Sachverhalt
Die Staatsanwaltschaft Winterthur/Unterland führt eine Strafuntersuchung gegen A. wegen versuchter Körperverletzung und weiterer Delikte. Sie verdächtigt ihn insbesondere, im Rahmen eines Vorfalls vom 18. September 2021 dem Geschädigten anlässlich einer Corona-Demonstration den Gürtel entzogen und ihm damit gegen den Kopf geschlagen zu haben, wodurch dieser zu Boden gesunken sei. Daneben soll er in seinem Onlineshop „B. “ sogenannte „Self Defense Wallets“ zum Verkauf angeboten haben. Dabei handle es sich um Schlaggeräte, die mit Hartgeld gefüllt werden könnten und damit unter das Waffengesetz (Bundesgesetz über Waffen, Waffenzubehör und Munition; WG; SR 514.54) fielen. Im Rahmen dieser Strafuntersuchung liess die Staatsanwaltschaft eine Hausdurchsuchung am Wohnort von A. durchführen, bei welcher unter anderem Geschäftsunterlagen seines Onlineshops „B.“ sowie sein Mobiltelefon sichergestellt und auf Antrag von ihm gesiegelt wurden.
Instanzenzug
Die Staatsanwaltschaft beantragte die vollständige Entsiegelung der sichergestellten Gegenstände. Mit Verfügung vom 3. Mai 2022 hiess das Bezirksgericht Winterthur, Zwangsmassnahmengericht, das Entsiegelungsgesuch gut und gab die versiegelten Gegenstände der Staatsanwaltschaft zur Durchsuchung und weiteren Verwendung frei.

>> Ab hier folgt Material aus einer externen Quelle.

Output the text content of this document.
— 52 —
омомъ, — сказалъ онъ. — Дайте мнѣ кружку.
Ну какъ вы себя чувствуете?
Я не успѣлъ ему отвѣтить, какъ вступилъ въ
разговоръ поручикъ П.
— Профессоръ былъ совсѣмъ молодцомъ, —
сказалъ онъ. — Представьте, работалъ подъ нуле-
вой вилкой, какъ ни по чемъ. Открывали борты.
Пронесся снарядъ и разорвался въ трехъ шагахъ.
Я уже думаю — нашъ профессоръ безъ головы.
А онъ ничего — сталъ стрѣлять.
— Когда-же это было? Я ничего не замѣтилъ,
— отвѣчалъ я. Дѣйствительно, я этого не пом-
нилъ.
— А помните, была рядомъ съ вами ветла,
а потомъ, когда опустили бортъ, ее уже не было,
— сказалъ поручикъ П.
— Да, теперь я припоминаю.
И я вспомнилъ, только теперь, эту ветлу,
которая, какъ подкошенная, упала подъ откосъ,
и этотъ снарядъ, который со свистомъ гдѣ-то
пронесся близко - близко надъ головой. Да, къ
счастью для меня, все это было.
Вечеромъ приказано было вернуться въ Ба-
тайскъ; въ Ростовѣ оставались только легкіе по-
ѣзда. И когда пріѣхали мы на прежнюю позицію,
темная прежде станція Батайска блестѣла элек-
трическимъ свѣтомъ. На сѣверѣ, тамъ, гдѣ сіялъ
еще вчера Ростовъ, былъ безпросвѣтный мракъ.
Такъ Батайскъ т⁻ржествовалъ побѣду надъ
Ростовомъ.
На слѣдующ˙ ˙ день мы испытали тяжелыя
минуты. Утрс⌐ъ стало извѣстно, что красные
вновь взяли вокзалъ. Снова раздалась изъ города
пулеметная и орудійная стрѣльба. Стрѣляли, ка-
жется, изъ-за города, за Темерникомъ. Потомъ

Weiterzug an das Bundesgericht
Dagegen erhob A. mit Eingabe vom 16. Mai 2022 beim Bundesgericht Beschwerde in Strafsachen. Er beantragt die Aufhebung des angefochtenen Entscheids und die Abweisung des Entsiegelungsgesuchs der Staatsanwaltschaft. Eventualiter sei die Sache an die Vorinstanz zurückzuweisen, damit diese im Rahmen einer Triage spezifische durch ihn bezeichnete Unterlagen oder Daten aussondere. In prozessualer Hinsicht verlangt er sodann die Gewährung der aufschiebenden Wirkung sowie der unentgeltlichen Rechtspflege und Rechtsverbeiständung für das bundesgerichtliche Beschwerdeverfahren. Die Staatsanwaltschaft und die Vorinstanz haben auf eine Vernehmlassung verzichtet. Mit Verfügung vom 7. Juni 2022 gewährte das Bundesgericht der Beschwerde die aufschiebende Wirkung. Am 6. August 2023 reichte der Rechtsvertreter des Beschwerdeführers seine Honorarnote ein.
Ausführungen des Bundesgerichts im Urteil 7B_94/2022 vom 10. Oktober 2024
Das Bundesgericht geht im Urteil 7B_94/2022 vom 10. Oktober 2024 zunächst auf die Rüge des Beschwerdeführers zum Tatverdacht ein:
«Dem Beschwerdeführer ist indessen darin zuzustimmen, dass mit Blick auf den von der Vorinstanz für das Bundesgericht verbindlich festgestellten Sachverhalt – im Rahmen des vorliegenden Verfahrens – einzig von einem hinreichenden Tatverdacht hinsichtlich einer (versuchten) einfachen Körperverletzung (Art. 123 StGB) und nicht bezüglich einer (versuchten) schweren Körperverletzung (Art. 122 StGB) auszugehen ist. Die Vorinstanz beschränkt sich nämlich darauf, festzustellen, die „von der Staatsanwaltschaft in ihrem Antrag auf Entsiegelung und Durchsuchung vorgebrachten Strafnormen“ würden „im Bereich des Möglichen“ liegen und es erscheine „nicht abwegig, dass ein Gürtelschlag an den Kopf bzw. ins Gesicht […] eine versuchte schwere Körperverletzung darstellen [könnte]“. Angesichts dieser knappen Ausführungen liegen bezüglich des Vorwurfs der (versuchten) schweren Körperverletzung gerade keine Hinweise erheblicher und konkreter Natur (siehe E. 2.1 hiervor) vor.» (E.2.2.3).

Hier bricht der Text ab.